CANBERRA -- It was one of the smaller programs announced in Tuesday's budget, but the one that has caused the biggest firestorm of controversy. A trial program to drug test 5000 recipients of Youth Allowance and Newstart in three as-yet-undisclosed locations from January 2018, with a positive result for cannabis, ecstasy or methamphetamines to push the welfare recipient onto the cashless debit card income quarantining measure.
The plan has been met with some praise from right-wing sources for tackling "drug addicts" and "dole bludgers", but far more criticism from Labor and the Greens, social service providers and drug experts. Cassandra Goldie, from the Australian Council of Social Services, told Channel 9 "This is about picking on you know people who are on social security."
Dr Alex Wodak, president of the Australian Drug Law Reform Foundation, told HuffPost Australia he opposed the program.
"We're not doing something that has a proven track record. We're doing something that has been tried before and hasn't worked well," he said.
"It's expensive, the amount of money to be spent per positive case is very high. This idea doesn't have a good record."
The drug testing trial was announced and briefly outlined at the very end of Scott Morrison's budget speech, literally the very last program announced in the 14-page address. It garnered just two lines in the speech, a "modest drug testing trial for 5000 new welfare recipients" who would "be placed on the cashless debit card" and "subjected to further tests and possible referral for treatment" if they test positive. That's it.
Far more information was outlined in a follow-up press release from social services minister Christian Porter, which detailed that it would be only those on Newstart and Youth Allowance payments who would be included in the trial. No other welfare payment -- for instance, the age pension, carer's or widow's allowance -- would be included. There will be three locations included in the two-year trial, which will include "random drug testing" for cannabis, ecstasy and methamphetamines. But as some pointed out, perhaps the "random" testing won't be so random, with the program also to include "a data-driven profiling tool... to identify relevant characteristics that indicate a higher risk of substance abuse issues."
Those who test positive "will be placed on welfare quarantining to help them to stabilise their finances and reduce the cash available to spend on drugs," Porter said in the release. Those who test positive multiple times would be referred to medical professionals for "assessment" and "appropriate treatment".
We asked department officials on Tuesday whether welfare clients using medical cannabis with a prescription would be penalised under this system, but were assured that people with a legitimate explanation would be excused from punishment.
Many -- including senators Jacqui Lambie, Sam Dastyari and Sarah Hanson-Young -- suggested politicians should be drug tested too, while Greens senator Nick McKim suggested alcohol breathalysers for politicians before making casting votes in the parliament.
Associate professor John Fitzgerald, of the University of Melbourne, backed up Wodak's claims that such drug testing programs aren't effective.
"This program is unlikely to help welfare recipients who have substance use problems to be more responsible. Rather, experience from the US suggests these are costly programs with a low rate of positive test results," Fitzgerald said in an email.

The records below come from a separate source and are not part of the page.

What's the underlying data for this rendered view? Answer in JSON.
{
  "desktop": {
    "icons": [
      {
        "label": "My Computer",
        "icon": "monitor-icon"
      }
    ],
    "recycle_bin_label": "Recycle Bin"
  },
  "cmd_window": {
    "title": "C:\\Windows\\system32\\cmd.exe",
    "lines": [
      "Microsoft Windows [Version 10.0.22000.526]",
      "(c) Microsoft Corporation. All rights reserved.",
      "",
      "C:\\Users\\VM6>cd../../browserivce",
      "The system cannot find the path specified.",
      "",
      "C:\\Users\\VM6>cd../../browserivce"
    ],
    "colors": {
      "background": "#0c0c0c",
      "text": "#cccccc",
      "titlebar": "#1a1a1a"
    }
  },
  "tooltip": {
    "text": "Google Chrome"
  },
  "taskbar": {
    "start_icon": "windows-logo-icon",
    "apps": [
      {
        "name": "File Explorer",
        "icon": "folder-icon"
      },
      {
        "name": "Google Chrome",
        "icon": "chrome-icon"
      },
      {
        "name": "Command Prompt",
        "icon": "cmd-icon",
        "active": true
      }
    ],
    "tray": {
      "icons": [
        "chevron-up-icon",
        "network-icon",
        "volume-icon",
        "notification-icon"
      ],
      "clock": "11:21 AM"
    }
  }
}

"In those states and territories currently struggling to provide adequate drug treatment systems under the current conditions this is simply not-well-thought-through policy."
He said he feared restricting welfare payments may see more people turn to crime.
"There is a possibility that this program will both net-widen and displace costs. Whether or not people present positive tests, it is possible that the program will impact on a proportion of welfare recipients who engage in the informal drug economy," Fitzgerald said.
For those who do test positive and receive sanctions that result in reduced access to living money, these people will still need a living income. This will open the window to engage in other types of crime in order to make money."
The drug testing trial will use saliva tests "similar to those used by roadside police", according to the government. These tests have been criticised for targeting marijuana, ecstasy and methamphetamines, cheaper drugs used commonly by those from lower socio-economic backgrounds, while not detecting cocaine, heroin or other drugs which are more expensive. Wodak said the tests may encourage drug users to shift their consumption habits.
"These tests have a bad record of serious unintended consequences. People switch to drugs not being tested for. People will realise that smoking cannabis has a long half-life [for showing up in tests] and switch from cannabis, which has fewer problems, to synthetic cannabis or other more serious drugs," he said.
"The drugs tested in this are not really the problematic drugs from a community employment perspective. The big drug there is alcohol, which we don't test for."
Emergency physician and drug expert Dr David Caldicott, and NSW Greens parliamentarian and drug reform advocate David Shoebridge, also criticised the plan.
Wodak also doubted whether the plan, which includes referring drug users to treatment programs, was properly resourced.
"They might push you toward treatment but treatment is in short supply at the moment. People are struggling to find any treatment, let alone effective and attractive treatment. People find it hard to find even average or poor treatment," he said.
"If the government wants to help, give more money to treatment. These are tiny amounts of money."
"I'm confident this trial will be dropped. In budget 2019 or 2020, they'll say the trial didn't work."